I thought this dog has to have a serious stomach ache and he’s still choosing to be happy. Further, he’s so sweet and he’s letting me love on him. The very least I can do is let the love in. That’s what resistance does to you. When you are resisting something you don’t want in one area of your life you tend to be resistant period. If things aren’t exactly the way I want I am resisting goodness as a blanket choice.
Not the best option but I do it. I see that I have done it and am slowly starting to catch it in time to stop.
So while the day with our cat didn’t end as we had hoped it really ended as we deep down knew it likely would. Our sweet Basil had reached the sage-like age of 17. He’d lived a long life. Of our three cats, he’s the only one we’ve ever brought home as a kitten. He’s been with us almost as long as we’ve been married. Many times I was sure Basil might outlive us all. I have seen him rally, rise and restore himself time and again and I was optimistic he would once more. However, this time there would be no rising, he used up his last Phoenix experience, this time he was taking a different route. I was resistant. I heard myself starting to balk at all the agreements John and I had made a couple of years before when he was knocking on kitty heaven’s door. We said no more heroic interventions, never again a feeding tube, no more hospitalizations. And yet I heard myself questioning those decisions in an effort to stop the pain that I felt welling up inside.
It was a familiar feeling. It felt unfair we’d have to endure this again so soon. We said goodbye to Parsley nearly two years ago and while the pain of that has healed this felt like an end of an era. Basil and Parsley, our herb-ish animals, were much like their names.
Basil had a strong personality and grew with wild abandon. Parsley, on the other hand, was mild, good for nearly any person (or dish) and took a little more finesse to grow.
They have been like our children and I have loved them and cared for them like I would a human. In fact, I probably had more patience and kindness for them than humans at times.
But Sunday morning I walked into the vet with two longtime friends: — my husband and Basil — and I left with only one. But as I move through this process I see that isn’t exactly true. Basil and Parsley are still with us. We have so many great memories with them both. They have taught me compassion and kindness. I learned how to be selfless, sacrifice and do really difficult things in the service of another. And I learned how to love without any promise of it being returned. And with Basil that was always a good plan. He was a cat after all.
John and I went out to the park for a run later on Sunday and there were tears and more tears but it felt good to be outside in the fresh air and warm sun. It was a beautiful fall day. And I felt at peace with the decision even if the pain was still acute.
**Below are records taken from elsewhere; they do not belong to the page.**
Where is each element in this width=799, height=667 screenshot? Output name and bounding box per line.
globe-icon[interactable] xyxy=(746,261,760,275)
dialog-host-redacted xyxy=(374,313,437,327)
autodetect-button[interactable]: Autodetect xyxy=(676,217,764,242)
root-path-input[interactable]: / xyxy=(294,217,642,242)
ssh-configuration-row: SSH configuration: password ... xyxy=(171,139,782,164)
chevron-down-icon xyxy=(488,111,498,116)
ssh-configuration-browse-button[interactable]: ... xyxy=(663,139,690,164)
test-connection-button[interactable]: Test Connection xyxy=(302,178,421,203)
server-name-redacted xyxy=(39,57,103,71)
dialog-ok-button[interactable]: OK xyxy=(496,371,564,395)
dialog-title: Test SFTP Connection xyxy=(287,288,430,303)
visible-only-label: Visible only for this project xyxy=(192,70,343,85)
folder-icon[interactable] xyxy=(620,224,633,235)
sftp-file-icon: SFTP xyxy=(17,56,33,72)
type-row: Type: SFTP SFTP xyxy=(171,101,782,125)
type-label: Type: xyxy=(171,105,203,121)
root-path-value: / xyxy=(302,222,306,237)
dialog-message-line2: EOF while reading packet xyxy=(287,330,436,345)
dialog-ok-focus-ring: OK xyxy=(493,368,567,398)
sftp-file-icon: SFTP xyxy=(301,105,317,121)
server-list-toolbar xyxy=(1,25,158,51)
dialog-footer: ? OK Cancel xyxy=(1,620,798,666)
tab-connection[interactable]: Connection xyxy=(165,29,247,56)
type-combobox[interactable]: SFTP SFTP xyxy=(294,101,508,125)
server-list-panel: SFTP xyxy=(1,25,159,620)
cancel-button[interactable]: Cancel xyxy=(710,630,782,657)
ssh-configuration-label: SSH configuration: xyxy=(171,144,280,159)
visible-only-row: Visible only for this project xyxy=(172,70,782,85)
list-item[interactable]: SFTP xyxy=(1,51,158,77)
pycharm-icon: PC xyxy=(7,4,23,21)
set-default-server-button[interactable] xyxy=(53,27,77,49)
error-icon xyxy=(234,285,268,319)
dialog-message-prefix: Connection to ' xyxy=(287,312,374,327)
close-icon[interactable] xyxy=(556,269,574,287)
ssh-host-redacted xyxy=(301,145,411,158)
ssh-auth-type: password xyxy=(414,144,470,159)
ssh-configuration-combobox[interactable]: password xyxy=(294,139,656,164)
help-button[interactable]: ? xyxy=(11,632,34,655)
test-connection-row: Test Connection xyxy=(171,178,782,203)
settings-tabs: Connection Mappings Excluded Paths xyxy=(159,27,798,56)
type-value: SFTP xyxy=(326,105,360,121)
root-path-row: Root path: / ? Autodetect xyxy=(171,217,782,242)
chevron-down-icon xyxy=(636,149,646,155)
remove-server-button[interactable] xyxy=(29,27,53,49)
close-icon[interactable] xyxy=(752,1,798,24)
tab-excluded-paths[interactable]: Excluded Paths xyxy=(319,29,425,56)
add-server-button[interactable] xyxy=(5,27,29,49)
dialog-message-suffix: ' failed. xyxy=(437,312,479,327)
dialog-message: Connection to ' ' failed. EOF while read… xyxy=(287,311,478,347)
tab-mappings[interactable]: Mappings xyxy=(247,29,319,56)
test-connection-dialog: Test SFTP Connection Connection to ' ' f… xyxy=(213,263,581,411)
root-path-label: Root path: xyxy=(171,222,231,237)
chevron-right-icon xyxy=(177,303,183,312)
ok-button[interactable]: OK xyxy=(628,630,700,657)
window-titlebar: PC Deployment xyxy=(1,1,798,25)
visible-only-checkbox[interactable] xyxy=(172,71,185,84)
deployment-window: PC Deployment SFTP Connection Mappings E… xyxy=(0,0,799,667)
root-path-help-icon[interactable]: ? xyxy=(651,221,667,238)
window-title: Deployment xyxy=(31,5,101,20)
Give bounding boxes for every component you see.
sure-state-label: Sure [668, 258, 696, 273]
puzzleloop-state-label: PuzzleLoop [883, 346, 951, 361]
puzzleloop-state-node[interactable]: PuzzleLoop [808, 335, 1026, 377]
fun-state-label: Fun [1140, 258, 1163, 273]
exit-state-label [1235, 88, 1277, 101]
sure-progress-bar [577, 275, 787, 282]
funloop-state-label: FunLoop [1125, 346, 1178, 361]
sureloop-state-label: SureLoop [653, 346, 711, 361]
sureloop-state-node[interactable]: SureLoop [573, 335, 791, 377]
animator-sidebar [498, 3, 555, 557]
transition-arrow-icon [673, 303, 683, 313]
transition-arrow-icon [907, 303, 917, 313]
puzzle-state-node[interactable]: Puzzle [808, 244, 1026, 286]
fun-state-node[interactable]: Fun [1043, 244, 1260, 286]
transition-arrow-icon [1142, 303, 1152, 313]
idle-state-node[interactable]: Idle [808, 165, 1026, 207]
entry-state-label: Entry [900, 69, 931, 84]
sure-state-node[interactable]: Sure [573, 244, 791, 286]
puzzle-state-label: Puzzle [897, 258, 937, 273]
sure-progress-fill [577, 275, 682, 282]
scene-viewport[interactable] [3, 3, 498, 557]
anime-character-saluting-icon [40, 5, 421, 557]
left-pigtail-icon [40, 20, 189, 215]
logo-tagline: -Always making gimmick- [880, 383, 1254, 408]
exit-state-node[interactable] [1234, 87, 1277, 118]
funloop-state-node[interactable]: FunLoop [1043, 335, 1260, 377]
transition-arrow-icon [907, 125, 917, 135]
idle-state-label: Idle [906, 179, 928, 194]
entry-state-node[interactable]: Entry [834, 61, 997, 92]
And I thought to myself, even on a day like this there is the possibility of joy. And so I asked John about all his best memories of Basil. And there are many. He was a wild banshee in his early years. He left a string of broken lamps, spray bottles, dishes, candlesticks and Christmas trees in his wake.
When I got home later that day I realized I hadn’t written on my pumpkin in a few days so I wrote that I was thankful he was at peace. Then I got out my journal and wrote down every positive thing I could think of that happened that day and I easily wrote 10. And then I added a few more. I decided I was going to stop resisting both the pain and the joy. I was going to let it all in.
Plenty of people left the vet that day with relief and their pet or the promise they would come home soon. We’ve been those people many, many times. This time we were the people who had to feel the heartbreak.
Lowi and I have both had our share of adversity lately. She, too, recently said farewell to her pup, Samson. And as you read last week, a personal challenge to traverse. There will be tears, there will be difficulties, but if we stay the course we’ll find the possibility for joy whether we write it on our pumpkin or not.